Separate injection sites and syringes should be used for concomitant administration of injectable vaccines.
The Advisory Committee on Immunization Practices, (ACIP advises the U.S. Public Health Service on vaccination policy), has stated that limited data from studies conducted among adults indicate that simultaneous administration of hepatitis A vaccine with diphtheria, poliovirus (oral and inactivated), tetanus, oral typhoid, cholera, Japanese encephalitis, rabies, or yellow fever vaccine does not decrease the immune response to either vaccine or increase the frequency of reported adverse events. Studies indicate that hepatitis B vaccine can be administered with Vaqta without affecting immunogenicity or increasing the frequency of adverse events.

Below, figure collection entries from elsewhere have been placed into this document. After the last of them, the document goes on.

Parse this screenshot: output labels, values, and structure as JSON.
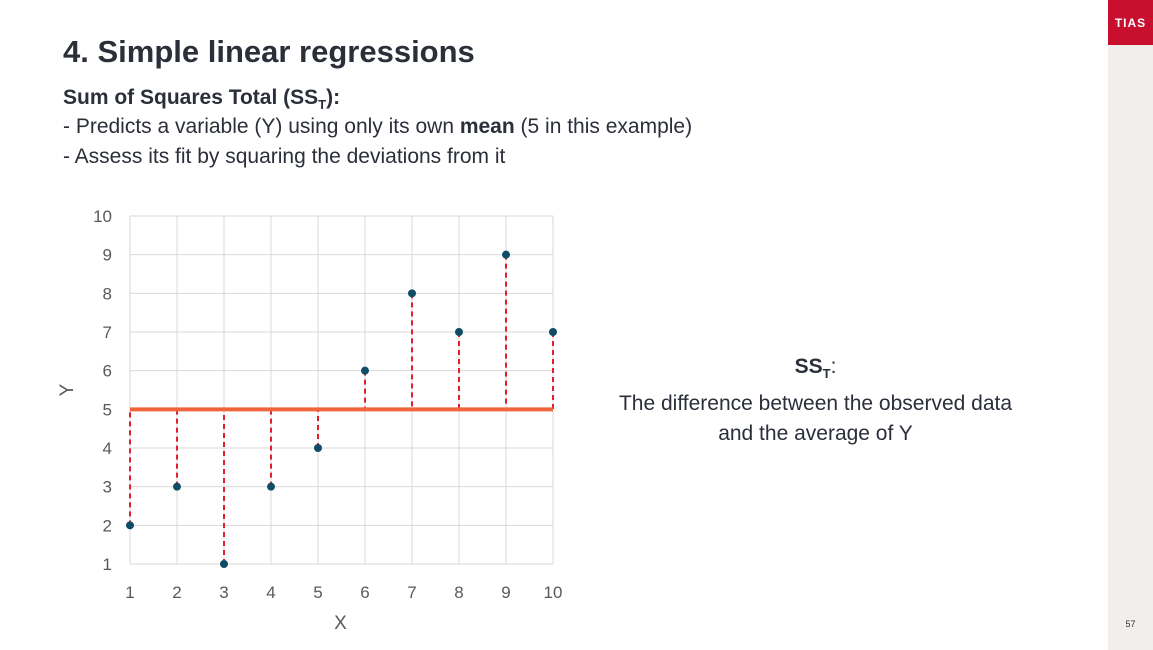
{
  "slide": {
    "title": "4. Simple linear regressions",
    "subtitle_main": "Sum of Squares Total (SS",
    "subtitle_sub": "T",
    "subtitle_end": "):",
    "bullet1_pre": "- Predicts a variable (Y) using only its own ",
    "bullet1_bold": "mean",
    "bullet1_post": " (5 in this example)",
    "bullet2": "- Assess its fit by squaring the deviations from it",
    "annotation_sst_main": "SS",
    "annotation_sst_sub": "T",
    "annotation_sst_end": ":",
    "annotation_line1": "The difference between the observed data",
    "annotation_line2": "and the average of Y",
    "logo_text": "TIAS",
    "page_number": "57"
  },
  "colors": {
    "logo_red": "#c8102e",
    "point": "#0e4d64",
    "mean_line": "#f0643c",
    "deviation": "#e0202a",
    "grid": "#d9d9d9"
  },
  "chart_data": {
    "type": "scatter",
    "xlabel": "X",
    "ylabel": "Y",
    "xlim": [
      1,
      10
    ],
    "ylim": [
      1,
      10
    ],
    "x_ticks": [
      1,
      2,
      3,
      4,
      5,
      6,
      7,
      8,
      9,
      10
    ],
    "y_ticks": [
      1,
      2,
      3,
      4,
      5,
      6,
      7,
      8,
      9,
      10
    ],
    "grid": true,
    "series": [
      {
        "x": [
          1,
          2,
          3,
          4,
          5,
          6,
          7,
          8,
          9,
          10
        ],
        "y": [
          2,
          3,
          1,
          3,
          4,
          6,
          8,
          7,
          9,
          7
        ]
      }
    ],
    "mean_line": 5,
    "deviation_lines": true
  }
}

Use with Immune Globulin: For individuals requiring either post exposure prophylaxis or combined immediate and longer-term protection (e.g., travelers departing on short notice to endemic areas), VAQTA may be administered concomitantly with Ig using separate sites and syringes.
Storage
Store vaccine at 2-8°C (36-46°F).
Do not freeze since freezing destroys potency.
ATC Classification
J07BC02 - hepatitis A, inactivated, whole virus ; Belongs to the class of hepatitis viral vaccines.
Presentation/Packing
Single-dose vial 25 U/0.5 mL x 1's, 5's, 10's. 50 U/mL x 1's, 5's, 10's. Pre-filled syringe 25 U/0.5 mL x 1's, 5's. 50 U/mL x 1's, 5's.